Esther Suárez y Diego Castro son los ganadores nacionales por su proyecto ‘Nunca choveu que non escampara’. | Foto: Fundación Aquae.

Ya hecha la investigación ambos acudieron al profesor David Ballesteros Álvarez, quien según Suárez les «ayudó a darle forma». Todos los sábados ambos acudían a las Aulas Científico-Tecnolóxicas Isidro Parga Pondal (A Coruña) y se reunían con el profesor. Siguieron reuniones telemáticas, pruebas caseras y encontrar el tiempo para trabajar en un proyecto que ambos veían como pasatiempo. Un pasatiempo ganador que tiene dos años de trabajo detrás hasta ahora. «Nosotros no realizamos este proyector para la escuela, esta es una actividad que hicimos en nuestro tiempo libre. Como la gente que va a fútbol o patinaje. Lo hacemos porque nos gusta», explica Suárez.

Suárez y Castro hicieron el grueso del trabajo, programaron los sensores y fueron avanzando poco a poco. Su asesor, David Ballesteros, simplemente supervisaba y era una especie de mirada fresca cuando ambos se encontraban con un problema. El objetivo desde un principio era claro: idear un mecanismo que no fuera caro y sobre todo, fácilmente accesible. Para ello la dupla apostó por una solución que hace de su modelo algo sumamente exportable y práctico: «Usamos la impresión 3D que está en auge, pero también es accesible», explica Suárez.

El dispositivo final se basa en un sistema programado con Arduino, que incorpora un sensor de ultrasonido, utilizado para medir la distancia al agua, y un sensor de temperatura y humedad DHT11. Esto sumado a la disponibilidad de datos, marca los niveles que pueden significar una alerta.

El futuro

La dupla ganadora del certamen nacional del  ‘Premio Nobel Junior del Agua’ juvenil espera con ansias la cita de agosto en Estocolmo con ganadores de otros países. «Estamos contentos de poder ir a Estocolmo, experimentar otros culturas y ver los proyectos que van a ir a concurso», explica Suárez.

Finalistas y ganadores del certamen nacional de los ‘Nobel Junior del Agua’. | Foto: Fundación Aquae

Ambos coinciden en que están muy agradecidos con Fundación Aquae y los miembros del jurado español, ya que les hicieron críticas y sugerencias sobre la presentación que «seguramente ayudarán muchísimo en Estocolmo», afirma Suárez.

El sensor en el que trabajan Castro y Suárez aún no está del todo terminado, pero esperan poder continuar trabajando en él tras el certamen.

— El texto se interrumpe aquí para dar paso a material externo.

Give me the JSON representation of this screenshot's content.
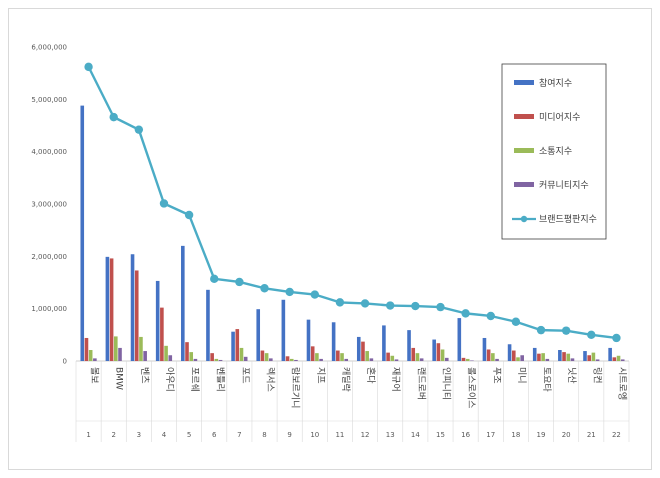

Y es que para ambos los inventos son un entretenimiento y no una tarea. De hecho, no es la primera ocasión en la que Esther Suárez y Diego Castro han trabajado juntos. Ya habían colaborado previamente en otros proyectos: un invernadero inteligente y una funda para proteger el teléfono. A pesar de ser unos claros aficionados a la ciencia y la innovación, los intereses de Suárez y Castro son variados: enfrentados a la decisión de qué estudiar ahora que han terminado el bachillerato, una carrera científica es tan solo una posibilidad.

Castro se decanta por la opción de estudiar Ingeniería Industrial, pero también la llama la atención la «rama más social, la reintegración social o todo lo relacionado con la geriatría». Para Suárez la ciencia sí que está en el horizonte profesional: «Espero entrar en Química, tengo ganas de estudiarla. Soy un poco indecisa, porque todas las ciencias me gustaban, pero me decidí por química que sé que lo voy a disfrutar y pasarlo bien».

Los jóvenes viajarán a finales de agosto hasta la capital de Suecia para medirse en la fase final de este Premio internacional, que vuelve a celebrarse de manera presencial tras dos años en formato online a causa de la covid-19.